Selon cette nouvelle convention salariale, toute la valeur ajoutée résultant de l’activité économique serait attribuée sous forme de cotisation :

  • la cotisation salaire, qui rémunère chaque travailleuse et travailleur qualifié de l’âge de la majorité jusqu’à la fin de sa vie;
  • la cotisation économique, qui est allouée aux investissements productifs;
  • la cotisation sociale, qui sert au financement d’activités non-marchandes tels que les soins de santé ou l’éducation.

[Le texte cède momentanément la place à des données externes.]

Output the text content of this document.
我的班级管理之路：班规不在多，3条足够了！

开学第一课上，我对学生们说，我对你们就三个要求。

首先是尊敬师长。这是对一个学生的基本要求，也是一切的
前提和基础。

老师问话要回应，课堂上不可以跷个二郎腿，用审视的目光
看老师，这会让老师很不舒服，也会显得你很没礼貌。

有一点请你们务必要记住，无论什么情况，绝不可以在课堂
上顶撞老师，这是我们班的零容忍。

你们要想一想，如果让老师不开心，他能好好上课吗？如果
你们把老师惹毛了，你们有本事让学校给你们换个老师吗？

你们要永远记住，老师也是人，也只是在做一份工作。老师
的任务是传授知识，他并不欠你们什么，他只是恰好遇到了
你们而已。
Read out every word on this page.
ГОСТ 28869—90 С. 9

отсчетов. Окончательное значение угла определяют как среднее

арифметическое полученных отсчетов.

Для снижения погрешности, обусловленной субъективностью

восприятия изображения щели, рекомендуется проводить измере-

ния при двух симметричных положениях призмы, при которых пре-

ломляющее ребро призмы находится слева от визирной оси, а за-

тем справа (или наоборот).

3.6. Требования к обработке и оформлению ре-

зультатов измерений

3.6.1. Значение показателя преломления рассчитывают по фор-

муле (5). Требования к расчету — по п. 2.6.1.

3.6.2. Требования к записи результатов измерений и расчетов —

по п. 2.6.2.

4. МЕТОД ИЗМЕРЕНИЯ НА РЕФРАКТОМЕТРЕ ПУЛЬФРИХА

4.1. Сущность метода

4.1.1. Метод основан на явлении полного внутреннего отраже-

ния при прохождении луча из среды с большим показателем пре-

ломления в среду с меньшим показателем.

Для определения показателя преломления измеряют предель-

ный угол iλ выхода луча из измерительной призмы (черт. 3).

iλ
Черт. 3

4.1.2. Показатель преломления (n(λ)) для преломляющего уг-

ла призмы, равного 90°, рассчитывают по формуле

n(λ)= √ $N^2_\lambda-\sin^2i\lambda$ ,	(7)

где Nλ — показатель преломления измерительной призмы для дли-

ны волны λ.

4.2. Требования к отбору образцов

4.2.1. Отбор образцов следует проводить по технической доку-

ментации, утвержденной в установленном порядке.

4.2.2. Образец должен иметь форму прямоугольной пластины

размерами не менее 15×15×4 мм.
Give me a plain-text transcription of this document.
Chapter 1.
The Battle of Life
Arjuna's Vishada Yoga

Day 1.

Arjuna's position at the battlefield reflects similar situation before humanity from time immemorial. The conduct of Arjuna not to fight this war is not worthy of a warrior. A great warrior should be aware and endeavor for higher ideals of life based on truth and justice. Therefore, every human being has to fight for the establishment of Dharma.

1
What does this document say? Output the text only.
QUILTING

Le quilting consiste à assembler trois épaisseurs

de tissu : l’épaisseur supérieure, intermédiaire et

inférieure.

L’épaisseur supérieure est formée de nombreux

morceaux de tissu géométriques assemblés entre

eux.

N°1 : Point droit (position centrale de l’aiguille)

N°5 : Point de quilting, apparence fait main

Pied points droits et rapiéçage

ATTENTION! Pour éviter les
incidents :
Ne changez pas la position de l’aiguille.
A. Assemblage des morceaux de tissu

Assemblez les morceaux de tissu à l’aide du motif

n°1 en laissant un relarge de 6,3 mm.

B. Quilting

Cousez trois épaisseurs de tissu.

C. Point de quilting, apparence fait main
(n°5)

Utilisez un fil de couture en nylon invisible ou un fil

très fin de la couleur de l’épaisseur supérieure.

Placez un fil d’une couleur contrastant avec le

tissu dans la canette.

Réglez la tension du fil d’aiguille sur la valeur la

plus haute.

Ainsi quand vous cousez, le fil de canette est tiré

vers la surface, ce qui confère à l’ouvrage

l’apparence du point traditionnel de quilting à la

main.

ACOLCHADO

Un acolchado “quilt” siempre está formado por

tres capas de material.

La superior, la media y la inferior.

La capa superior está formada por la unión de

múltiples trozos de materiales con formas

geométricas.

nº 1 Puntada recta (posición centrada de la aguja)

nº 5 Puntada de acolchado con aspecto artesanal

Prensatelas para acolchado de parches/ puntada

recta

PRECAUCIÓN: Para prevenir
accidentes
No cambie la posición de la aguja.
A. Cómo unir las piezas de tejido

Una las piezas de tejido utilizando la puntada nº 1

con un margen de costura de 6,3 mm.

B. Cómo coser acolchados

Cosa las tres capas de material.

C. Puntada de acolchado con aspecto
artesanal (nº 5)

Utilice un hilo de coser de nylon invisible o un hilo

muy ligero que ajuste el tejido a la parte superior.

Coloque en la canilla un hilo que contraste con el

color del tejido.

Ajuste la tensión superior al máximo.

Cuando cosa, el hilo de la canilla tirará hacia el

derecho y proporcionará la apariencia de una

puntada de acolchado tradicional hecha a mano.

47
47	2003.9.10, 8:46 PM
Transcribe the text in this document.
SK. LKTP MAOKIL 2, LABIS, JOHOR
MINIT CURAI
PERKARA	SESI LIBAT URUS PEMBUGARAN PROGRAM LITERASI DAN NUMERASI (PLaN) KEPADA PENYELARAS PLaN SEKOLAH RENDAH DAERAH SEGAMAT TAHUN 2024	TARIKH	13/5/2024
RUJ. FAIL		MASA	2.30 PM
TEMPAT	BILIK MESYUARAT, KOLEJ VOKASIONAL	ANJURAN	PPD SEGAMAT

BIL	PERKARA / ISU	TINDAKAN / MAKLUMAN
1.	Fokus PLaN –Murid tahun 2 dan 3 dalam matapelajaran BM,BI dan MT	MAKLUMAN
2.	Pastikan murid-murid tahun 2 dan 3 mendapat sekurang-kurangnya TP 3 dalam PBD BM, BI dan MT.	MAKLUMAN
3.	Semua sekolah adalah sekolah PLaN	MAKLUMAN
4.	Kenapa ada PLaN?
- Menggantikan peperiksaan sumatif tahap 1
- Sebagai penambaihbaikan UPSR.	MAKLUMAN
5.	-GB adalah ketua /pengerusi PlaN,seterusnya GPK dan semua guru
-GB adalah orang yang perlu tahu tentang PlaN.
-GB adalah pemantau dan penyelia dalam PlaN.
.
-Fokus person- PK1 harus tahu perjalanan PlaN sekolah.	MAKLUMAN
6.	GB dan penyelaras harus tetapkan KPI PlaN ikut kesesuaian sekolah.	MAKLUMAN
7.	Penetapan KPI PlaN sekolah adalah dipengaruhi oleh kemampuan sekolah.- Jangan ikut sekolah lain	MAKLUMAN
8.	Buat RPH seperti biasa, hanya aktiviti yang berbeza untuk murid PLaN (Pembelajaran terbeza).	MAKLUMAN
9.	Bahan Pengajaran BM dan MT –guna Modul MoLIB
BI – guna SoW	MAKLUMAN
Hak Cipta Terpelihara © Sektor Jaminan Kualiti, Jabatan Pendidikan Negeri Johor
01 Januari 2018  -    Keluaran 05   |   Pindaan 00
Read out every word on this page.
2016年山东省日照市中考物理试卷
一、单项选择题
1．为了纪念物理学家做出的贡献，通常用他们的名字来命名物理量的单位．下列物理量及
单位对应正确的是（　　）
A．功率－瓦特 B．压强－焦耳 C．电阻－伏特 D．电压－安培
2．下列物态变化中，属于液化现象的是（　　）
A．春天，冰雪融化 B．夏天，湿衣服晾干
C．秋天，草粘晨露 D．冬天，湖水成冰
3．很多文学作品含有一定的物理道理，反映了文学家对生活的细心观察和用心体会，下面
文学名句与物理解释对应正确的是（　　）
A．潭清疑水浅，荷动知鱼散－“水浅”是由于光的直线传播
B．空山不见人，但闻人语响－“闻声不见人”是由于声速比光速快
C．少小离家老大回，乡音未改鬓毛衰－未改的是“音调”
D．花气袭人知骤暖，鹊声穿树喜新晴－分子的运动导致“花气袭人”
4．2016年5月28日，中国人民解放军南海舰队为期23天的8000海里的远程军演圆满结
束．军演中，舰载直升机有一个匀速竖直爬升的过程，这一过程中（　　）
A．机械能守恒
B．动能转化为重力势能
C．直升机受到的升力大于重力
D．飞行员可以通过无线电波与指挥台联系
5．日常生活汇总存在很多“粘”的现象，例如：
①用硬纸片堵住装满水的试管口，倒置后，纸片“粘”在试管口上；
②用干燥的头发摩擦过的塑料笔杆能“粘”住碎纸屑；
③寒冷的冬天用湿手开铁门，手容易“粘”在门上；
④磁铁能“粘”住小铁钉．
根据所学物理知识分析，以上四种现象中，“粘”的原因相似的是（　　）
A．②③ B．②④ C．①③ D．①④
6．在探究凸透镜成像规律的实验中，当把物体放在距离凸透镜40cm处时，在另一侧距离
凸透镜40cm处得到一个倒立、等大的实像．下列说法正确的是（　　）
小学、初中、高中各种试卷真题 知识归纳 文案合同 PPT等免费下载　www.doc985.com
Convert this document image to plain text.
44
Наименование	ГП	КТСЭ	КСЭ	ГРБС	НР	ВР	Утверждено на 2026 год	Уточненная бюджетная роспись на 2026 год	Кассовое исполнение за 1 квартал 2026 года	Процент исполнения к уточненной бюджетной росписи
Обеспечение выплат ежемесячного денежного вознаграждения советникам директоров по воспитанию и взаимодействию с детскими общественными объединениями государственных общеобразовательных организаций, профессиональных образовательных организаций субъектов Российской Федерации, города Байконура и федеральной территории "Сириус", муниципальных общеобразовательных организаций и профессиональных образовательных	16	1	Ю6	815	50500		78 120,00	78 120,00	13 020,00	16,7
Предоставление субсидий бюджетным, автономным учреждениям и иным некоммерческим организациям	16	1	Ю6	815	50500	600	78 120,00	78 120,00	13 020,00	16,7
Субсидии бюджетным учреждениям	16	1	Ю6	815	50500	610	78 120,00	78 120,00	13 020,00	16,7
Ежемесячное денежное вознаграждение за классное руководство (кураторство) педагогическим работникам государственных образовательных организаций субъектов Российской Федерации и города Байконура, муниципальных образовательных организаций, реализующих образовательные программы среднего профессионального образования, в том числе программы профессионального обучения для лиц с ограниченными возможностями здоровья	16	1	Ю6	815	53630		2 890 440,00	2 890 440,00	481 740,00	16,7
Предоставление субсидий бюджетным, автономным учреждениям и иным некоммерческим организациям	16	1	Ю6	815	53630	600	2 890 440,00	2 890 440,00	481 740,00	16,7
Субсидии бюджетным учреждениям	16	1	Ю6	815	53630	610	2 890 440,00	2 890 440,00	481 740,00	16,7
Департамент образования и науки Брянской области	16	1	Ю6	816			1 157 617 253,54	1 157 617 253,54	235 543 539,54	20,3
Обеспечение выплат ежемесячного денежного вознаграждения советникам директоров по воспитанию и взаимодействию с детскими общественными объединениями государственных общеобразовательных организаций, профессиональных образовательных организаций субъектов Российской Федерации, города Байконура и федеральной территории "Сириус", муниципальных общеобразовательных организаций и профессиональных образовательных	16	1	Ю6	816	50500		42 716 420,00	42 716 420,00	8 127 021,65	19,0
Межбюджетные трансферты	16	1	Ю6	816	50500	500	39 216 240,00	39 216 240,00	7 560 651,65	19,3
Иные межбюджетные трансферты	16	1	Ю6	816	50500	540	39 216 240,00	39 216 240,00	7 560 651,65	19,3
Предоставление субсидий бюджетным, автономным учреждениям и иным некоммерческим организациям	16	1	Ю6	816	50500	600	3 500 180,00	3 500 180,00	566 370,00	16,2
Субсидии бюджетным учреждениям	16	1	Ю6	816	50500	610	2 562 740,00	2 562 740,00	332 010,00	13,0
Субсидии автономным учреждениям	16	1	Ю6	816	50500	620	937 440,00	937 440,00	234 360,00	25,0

Encore une fois, il s’agit ici de généraliser le modèle (déjà existant) de la sécurité sociale ou de la pension de vieillesse. Ce faisant, le profit serait effacé de l’équation de la même manière que disparaîtrait la classe des propriétaires lucratifs.

Le travail commence

Pour véritablement améliorer la condition salariale, le travail ne doit plus servir la croissance du capital, mais plutôt la reproduction de la vie et de la société. Instaurer la convention salariale du travail est la solution que défend Friot pour y parvenir. Cette proposition est fort originale et on l’a réduite ici à sa plus simple expression, en plus de ne pas dire un mot sur les autres aspects de la critique du capitalisme qui sont présentés dans L’enjeu du salaire (par exemple l’inutilité du crédit bancaire). Elle n’est évidemment pas aussi simple à appliquer qu’aimerait le croire l’auteur, entre autres à cause de l’état du rapport de force des travailleuses et travailleurs et du poids de l’idéologie qui nous pousse à défendre l’ordre actuel des choses plutôt qu’à le remettre en question. De plus, elle suscite autant de questions qu’elle offre de réponses, notamment quant à la division du travail ou à la coordination de la production. Mais à l’heure où l’économie est vécue comme une puissance qui s’impose à nous et que les travailleurs et les travailleuses doivent subir à tout prix, même celui de l’insécurité, affirmer que l’économie est avant tout le résultat de notre travail est sans contredit un changement de perspective qui est plus que bienvenu pour penser une alternative au système actuel.